The team reaches for ?seconds=30 CPU profiles to diagnose p99 latency spikes. The profile shows the hottest functions but those functions are not the latency culprit — the culprit is GC pauses, scheduler delays, or upstream waits.

Fix

Use runtime/trace for latency:

curl -o trace.out http://host:6060/debug/pprof/trace?seconds=5
go tool trace trace.out

Look at:

  • Scheduler latency profile — time goroutines spent runnable but not running.
  • Synchronization blocking profile — what they waited on.
  • GC events on the timeline — pause durations.

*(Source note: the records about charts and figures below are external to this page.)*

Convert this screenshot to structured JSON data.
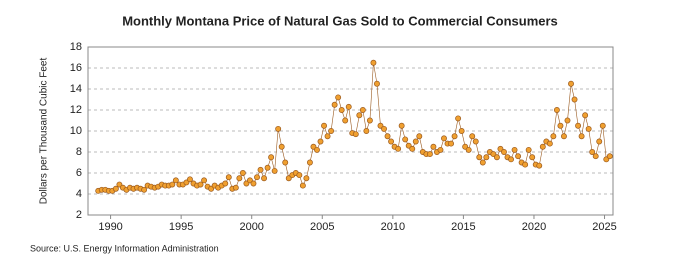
{
  "chart_data": {
    "type": "scatter_line",
    "title": "Monthly Montana Price of Natural Gas Sold to Commercial Consumers",
    "y_label": "Dollars per Thousand Cubic Feet",
    "source": "Source: U.S. Energy Information Administration",
    "xlim": [
      1988.4,
      2025.6
    ],
    "xticks": [
      1990,
      1995,
      2000,
      2005,
      2010,
      2015,
      2020,
      2025
    ],
    "ylim": [
      2,
      18
    ],
    "yticks": [
      2,
      4,
      6,
      8,
      10,
      12,
      14,
      16,
      18
    ],
    "grid": true,
    "x": [
      1989.125,
      1989.375,
      1989.625,
      1989.875,
      1990.125,
      1990.375,
      1990.625,
      1990.875,
      1991.125,
      1991.375,
      1991.625,
      1991.875,
      1992.125,
      1992.375,
      1992.625,
      1992.875,
      1993.125,
      1993.375,
      1993.625,
      1993.875,
      1994.125,
      1994.375,
      1994.625,
      1994.875,
      1995.125,
      1995.375,
      1995.625,
      1995.875,
      1996.125,
      1996.375,
      1996.625,
      1996.875,
      1997.125,
      1997.375,
      1997.625,
      1997.875,
      1998.125,
      1998.375,
      1998.625,
      1998.875,
      1999.125,
      1999.375,
      1999.625,
      1999.875,
      2000.125,
      2000.375,
      2000.625,
      2000.875,
      2001.125,
      2001.375,
      2001.625,
      2001.875,
      2002.125,
      2002.375,
      2002.625,
      2002.875,
      2003.125,
      2003.375,
      2003.625,
      2003.875,
      2004.125,
      2004.375,
      2004.625,
      2004.875,
      2005.125,
      2005.375,
      2005.625,
      2005.875,
      2006.125,
      2006.375,
      2006.625,
      2006.875,
      2007.125,
      2007.375,
      2007.625,
      2007.875,
      2008.125,
      2008.375,
      2008.625,
      2008.875,
      2009.125,
      2009.375,
      2009.625,
      2009.875,
      2010.125,
      2010.375,
      2010.625,
      2010.875,
      2011.125,
      2011.375,
      2011.625,
      2011.875,
      2012.125,
      2012.375,
      2012.625,
      2012.875,
      2013.125,
      2013.375,
      2013.625,
      2013.875,
      2014.125,
      2014.375,
      2014.625,
      2014.875,
      2015.125,
      2015.375,
      2015.625,
      2015.875,
      2016.125,
      2016.375,
      2016.625,
      2016.875,
      2017.125,
      2017.375,
      2017.625,
      2017.875,
      2018.125,
      2018.375,
      2018.625,
      2018.875,
      2019.125,
      2019.375,
      2019.625,
      2019.875,
      2020.125,
      2020.375,
      2020.625,
      2020.875,
      2021.125,
      2021.375,
      2021.625,
      2021.875,
      2022.125,
      2022.375,
      2022.625,
      2022.875,
      2023.125,
      2023.375,
      2023.625,
      2023.875,
      2024.125,
      2024.375,
      2024.625,
      2024.875,
      2025.125,
      2025.375
    ],
    "series": [
      {
        "name": "Montana",
        "color": "#f0a030",
        "edge": "#9a5a20",
        "values": [
          4.3,
          4.4,
          4.4,
          4.3,
          4.3,
          4.5,
          4.9,
          4.6,
          4.4,
          4.6,
          4.5,
          4.6,
          4.5,
          4.4,
          4.8,
          4.7,
          4.6,
          4.7,
          4.9,
          4.8,
          4.8,
          4.9,
          5.3,
          4.9,
          4.9,
          5.1,
          5.4,
          5.0,
          4.8,
          4.9,
          5.3,
          4.7,
          4.5,
          4.8,
          4.6,
          4.8,
          5.0,
          5.6,
          4.5,
          4.6,
          5.5,
          6.0,
          5.0,
          5.3,
          5.0,
          5.6,
          6.3,
          5.5,
          6.5,
          7.5,
          6.2,
          10.2,
          8.5,
          7.0,
          5.5,
          5.8,
          6.0,
          5.8,
          4.8,
          5.5,
          7.0,
          8.5,
          8.2,
          9.0,
          10.5,
          9.5,
          10.0,
          12.5,
          13.2,
          12.0,
          11.0,
          12.3,
          9.8,
          9.7,
          11.5,
          12.0,
          10.0,
          11.0,
          16.5,
          14.5,
          10.5,
          10.2,
          9.5,
          9.0,
          8.5,
          8.3,
          10.5,
          9.2,
          8.6,
          8.3,
          9.0,
          9.5,
          8.0,
          7.8,
          7.8,
          8.5,
          8.0,
          8.2,
          9.3,
          8.8,
          8.8,
          9.5,
          11.2,
          10.0,
          8.5,
          8.2,
          9.5,
          9.0,
          7.5,
          7.0,
          7.5,
          8.0,
          7.8,
          7.5,
          8.3,
          8.0,
          7.5,
          7.3,
          8.2,
          7.6,
          7.0,
          6.8,
          8.2,
          7.5,
          6.8,
          6.7,
          8.5,
          9.0,
          8.8,
          9.5,
          12.0,
          10.5,
          9.5,
          11.0,
          14.5,
          13.0,
          10.5,
          9.5,
          11.5,
          10.2,
          8.0,
          7.6,
          9.0,
          10.5,
          7.3,
          7.6
        ]
      }
    ]
  }
}
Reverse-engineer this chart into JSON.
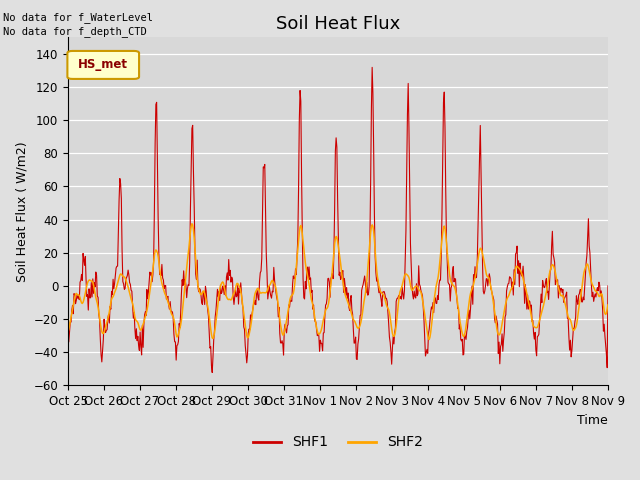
{
  "title": "Soil Heat Flux",
  "ylabel": "Soil Heat Flux ( W/m2)",
  "xlabel": "Time",
  "ylim": [
    -60,
    150
  ],
  "yticks": [
    -60,
    -40,
    -20,
    0,
    20,
    40,
    60,
    80,
    100,
    120,
    140
  ],
  "xtick_labels": [
    "Oct 25",
    "Oct 26",
    "Oct 27",
    "Oct 28",
    "Oct 29",
    "Oct 30",
    "Oct 31",
    "Nov 1",
    "Nov 2",
    "Nov 3",
    "Nov 4",
    "Nov 5",
    "Nov 6",
    "Nov 7",
    "Nov 8",
    "Nov 9"
  ],
  "top_left_text1": "No data for f_WaterLevel",
  "top_left_text2": "No data for f_depth_CTD",
  "box_label": "HS_met",
  "legend_entries": [
    "SHF1",
    "SHF2"
  ],
  "shf1_color": "#CC0000",
  "shf2_color": "#FFA500",
  "bg_color": "#E0E0E0",
  "plot_bg_color": "#D8D8D8",
  "grid_color": "#FFFFFF",
  "title_fontsize": 13,
  "axis_fontsize": 9,
  "tick_fontsize": 8.5
}
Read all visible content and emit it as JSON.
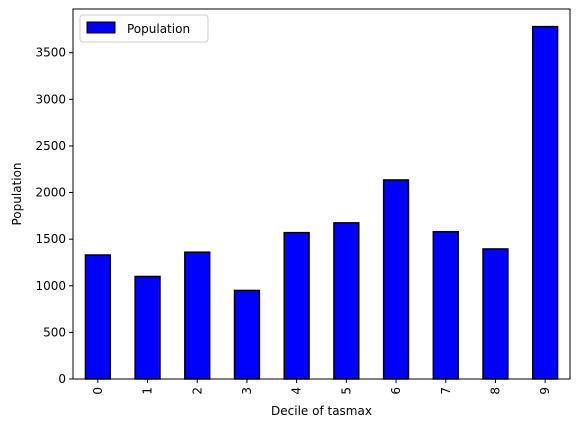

This is the same data a CPU profile can never give you.

Saving

Faster root-cause identification. A 30-minute hunt with CPU profiles becomes a 5-minute hunt with trace.


Self-Assessment

  • My services export goroutine count as a Prometheus metric, not via a regular profile fetch.
  • Mutex profile fraction is 100 or higher in production.
  • CPU profiles are 30 seconds, not 5 minutes.
  • I do not use unbounded-cardinality labels.
  • I have applied PGO at least once and measured the result.
  • I have a continuous profiler running, or a documented plan to adopt one.
  • My profile storage has tiered retention or is delegated to a continuous profiler.
  • Pprof routes live in a shared library, not copy-pasted.
  • For latency work, I reach for runtime/trace first.

Summary

Optimising pprof use is mostly subtractive. Most teams over-sample, store too much, and use the wrong tool for the question. The improvements that matter: stop using full goroutine profiles for cheap counts, tune the sampling fractions to the workload, keep CPU profile windows short, use labels with bounded cardinality, adopt PGO, move to a continuous profiler instead of hand-rolled snapshot loops, and switch to runtime/trace for latency questions where CPU profiles are silent. Each of these gives back a percent or two of CPU, hours of operator time, or — most importantly — turns vague investigations into precise ones.